Literatur

Lesenswertes: Rönicke, Frank: Trabant – Legende auf Rädern. Stuttgart (Motorbuch-Verlag) 2024. 224 Seiten. ISBN 978-3-613-04641-2. Preis 34,90 Euro

Am 1. Juni jährt sich die Produktionsaufnahme des Trabant 601 zum sechzigsten Mal. Grund genug, ein umfassendes Werk darüber zu veröffentlichen. Frank Rönicke holt auf 223 Seiten einen weiten Bogen: Er beginnt damit, wie Zwickau zur Autostadt wurde. Die Versuche der Auto-Union mit Kunststoffkarosserien ab 1937 wird ebenso beleuchtet und mit Fotos belegt. Dann die Geschichte nach 1945, IFA F 8 und danach der P70: Der lange und steinige Weg zur Duroplastkarosserie wird dargestellt. Es war nicht einfach, bis im Jahr 1957 am 7. November die Nullserie des Trabant P50 gestartet wurde. Bis 1964 folgten zahlreiche Änderungen am Fahrzeug. So wurde der Motor auf 600 Kubikzentimeter vergrößert und ein synchronisiertes Getriebe verbaut. Das sollte sich bis zum Produktionsende nicht ändern! Geändert wurde allenfalls die Karosserie. Eben 1964. Ein für die damalige Zeit recht moderner Aufbau im Trapezstil, quasi ein geschrumpfter Peugeot 404. Aber während dieser „nur“ bis 1975 lebte, hielt Zwickau bis zum Systemwechsel am Trabant fest.

Dazwischen zeigt das Buch zahlreiche Fotos von Prototypen und Entwürfen. Dass diese niemals gebaut wurden lag nicht am Können der Zwickauer. Nein, es lag am Nicht-Wollen der Entscheidungsträger. Die mit Volvo und Citroën motorisierten Genossen hatten andere Prämissen. Alle Varianten des Trabant, vom Kombi über Kübel/Tramp bis zum Hycomat werden beschrieben. Das Ende des stellt der Typ 1.1 mit Polo-Motor dar. Eigentlich wäre damit das Thema abgearbeitet. Aber Rönicke schreibt noch kurz über die Einsätze des Trabant im Rallye- und Rennsport. Schlussendlich werden die Cabrioumbauten und der so genannte Trabbikult beleuchtet, also die Szenevehikel. Aber es geht noch weiter: Auf sechs Seiten gibt es aufschlussreiche Tabellen mit Produktionszahlen, technischen Daten, Farben usw. Sehr gut!
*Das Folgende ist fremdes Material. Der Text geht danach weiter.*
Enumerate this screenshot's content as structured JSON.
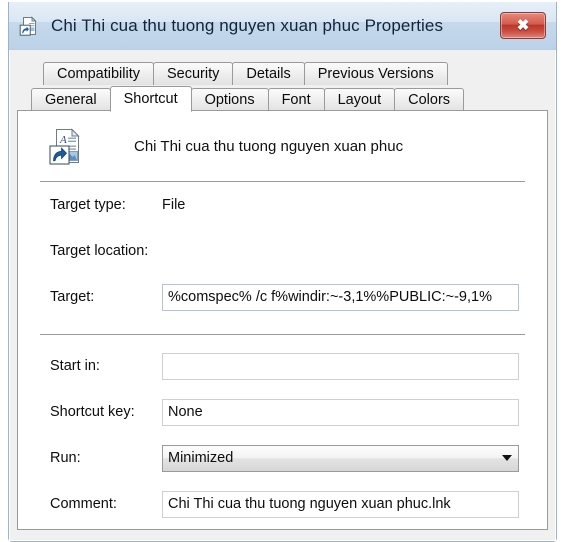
{
  "window": {
    "title": "Chi Thi cua thu tuong nguyen xuan phuc Properties",
    "title_icon": "shortcut-document-icon",
    "close_label": "✖",
    "close_icon": "close-icon"
  },
  "tabs": {
    "row_one": [
      {
        "label": "Compatibility",
        "selected": false
      },
      {
        "label": "Security",
        "selected": false
      },
      {
        "label": "Details",
        "selected": false
      },
      {
        "label": "Previous Versions",
        "selected": false
      }
    ],
    "row_two": [
      {
        "label": "General",
        "selected": false
      },
      {
        "label": "Shortcut",
        "selected": true
      },
      {
        "label": "Options",
        "selected": false
      },
      {
        "label": "Font",
        "selected": false
      },
      {
        "label": "Layout",
        "selected": false
      },
      {
        "label": "Colors",
        "selected": false
      }
    ]
  },
  "shortcut": {
    "icon": "shortcut-document-icon",
    "name": "Chi Thi cua thu tuong nguyen xuan phuc",
    "fields": {
      "target_type_label": "Target type:",
      "target_type_value": "File",
      "target_location_label": "Target location:",
      "target_location_value": "",
      "target_label": "Target:",
      "target_value": "%comspec% /c f%windir:~-3,1%%PUBLIC:~-9,1%",
      "start_in_label": "Start in:",
      "start_in_value": "",
      "shortcut_key_label": "Shortcut key:",
      "shortcut_key_value": "None",
      "run_label": "Run:",
      "run_value": "Minimized",
      "comment_label": "Comment:",
      "comment_value": "Chi Thi cua thu tuong nguyen xuan phuc.lnk"
    }
  },
  "colors": {
    "titlebar_top": "#e7eff7",
    "titlebar_bottom": "#bcd2e8",
    "close_red": "#b9352a",
    "border": "#9a9a9a",
    "field_border": "#b4c4d4",
    "text": "#0d0d0d"
  }
}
Das Buch enthält viele Fotos, Schnittzeichnungen, Katalogabbildungen und andere Belege. Alles recht umfassend. Wer allerdings darin, Jahrzehnte nach Mauerfall und Produktionsende, noch irgendwelche Sensationen erwartet, wird wohl enttäuscht. Es gibt sie nicht. Über den Trabant war schon alles gesagt, auch vor Rönickes Buch. Das gilt aber auch für andere Monographien, die dennoch nicht grundlos geschrieben werden. Man kann Gesagtes anders sagen und interpretieren, man kann mit neuen Fotos aufwarten und ganz einfach ein Leserbedürfnis stillen. Der Trabi ist Kult, also braucht es Trabi-Bücher. Insofern kommt das Buch nicht zur Unzeit. Zudem hatte der Autor das Glück, noch einige der seinerzeitigen Macher zu treffen und zu befragen. Alles sehr gut recherchiert und belegt. Rönicke, selbst in der DDR aufgewachsen, aber 1987 übergesiedelt, lächelt nicht über den Trabant. Denn das hat er auch nicht verdient. Beim Erscheinen konnte er mit den seinerzeitigen Fahrzeugen mithalten. Er war nie eine Fahrmaschine wie Rollermobile à la Isetta, aber auch nie ein vollwertiges Automobil wie der VW Käfer. Er hat immerhin ein Land, wenn auch ein relativ kleines Land, zu wesentlichen Teilen motorisiert.

Ein Glossar der Abkürzungen und ein Quellenverzeichnis schließen das Buch ab. Das Layout ist typisch für den Motorbuch-Verlag: klassisch und übersichtlich.